Do something about the weather
Editorial
Copyright 1998 The Chattanooga Times
August 18, 1998
Members of Congress are home on recess and as people do, they've probably 
passed some time with friends talking about the weather. What they ought to do 
is take some tips from the weather and realize they need to do some serious 
work when they get back to Washington. 
The tips the weather offers come in the form of extreme 
heat, which has killed more than 100 people this summer in Texas alone.  
They come in the form of widespread droughts that have abetted incredible fires 
in some areas and evoked comparisons to the Dust Bowl years in the nation's 
breadbasket. 
They come in the form of unusually heavy rainfall in other parts of the country 
that scientists know raises the danger of waterborne diseases. 
Those are the 
immediate weather issues. Others are longer term. 

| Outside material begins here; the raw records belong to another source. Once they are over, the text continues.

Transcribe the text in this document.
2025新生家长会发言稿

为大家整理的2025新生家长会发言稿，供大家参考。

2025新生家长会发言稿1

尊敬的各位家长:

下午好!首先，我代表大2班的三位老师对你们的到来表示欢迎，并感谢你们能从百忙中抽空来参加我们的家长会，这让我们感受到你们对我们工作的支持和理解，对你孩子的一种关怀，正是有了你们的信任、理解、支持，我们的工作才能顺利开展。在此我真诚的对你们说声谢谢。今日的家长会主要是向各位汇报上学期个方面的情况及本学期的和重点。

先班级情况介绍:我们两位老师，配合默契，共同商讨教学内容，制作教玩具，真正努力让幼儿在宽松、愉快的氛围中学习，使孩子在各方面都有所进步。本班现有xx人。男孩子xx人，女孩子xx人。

July was the hottest month ever recorded -- by a full half-degree. That is huge 
in scientific circles where notable change is generally measured in hundredths 
of a degree. 
And July was no aberration. Every month this year has been hotter than the same 
month last year. And last year was the warmest since 1880, when records were 
first kept. 
Nine of the past 11 years have set such records. The 12 hottest years ever 
recorded on Earth have all occurred since 1980. 
Something is happening. 
It clearly fits the scientific description of 
global 
warming -- with an extra kick this year from El Nino. 
We all got well acquainted with that weather system. For a long while this 
year, it got blamed for pretty much every awful bit of weather, but an equally 
strong El Nino in the 
early 1980s produced far less warming. That suggests 1998's edition can't carry 
all the blame for record-setting heat. 
But El Nino 1998 may, by magnifying the 
global warming trend, have given us an early taste of what's to come -- if we do nothing to 
curb the warming of the Earth. And it appears that doing nothing is precisely 
the intention of Congress. 
So far this year all Congress has done on this issue is resist Clinton 
administration funding requests for research into and programs to promote 
energy efficiency and clean-fuel technologies. Advocates of this retrograde 
position 
say they're keeping the administration from trying to comply with the Kyoto 
Protocol on 
global warming without Senate approval. That's hogwash. 
The programs being slashed in Congress predated the Kyoto accords, and many 
previously enjoyed bipartisan support. That's because they're good for America. 
Whether or not the Kyoto treaty is ever 
ratified, the United States has a direct self-interest in reducing the manmade 
pollution that causes 
global warming. The pollution comes primarily from burning fossil fuels. The self-interest 
lies in the fact that addressing the problem of 
global warming requires investments that will bring other important 
social and economic benefits. 
It requires investment in developing cleaner-fuel technologies and in using 
less energy to accomplish the same things more efficiently. Advances in these 
areas will make U.S. industries more globally competitive. They will lower 
ground-level ozone, 
tiny particulate and other forms of pollution that damage Americans' health and 
degrade our quality of life. And they will stretch our supplies of fossil 
fuels. 
These are good things for our country. Congress should be promoting, not 
impeding, them. 
But the big industries that make money from maintaining the status quo are all 
too pleased with the congressional 
stonewall being erected. Once again, big-monied campaign contributors are being 
served instead of the public interest.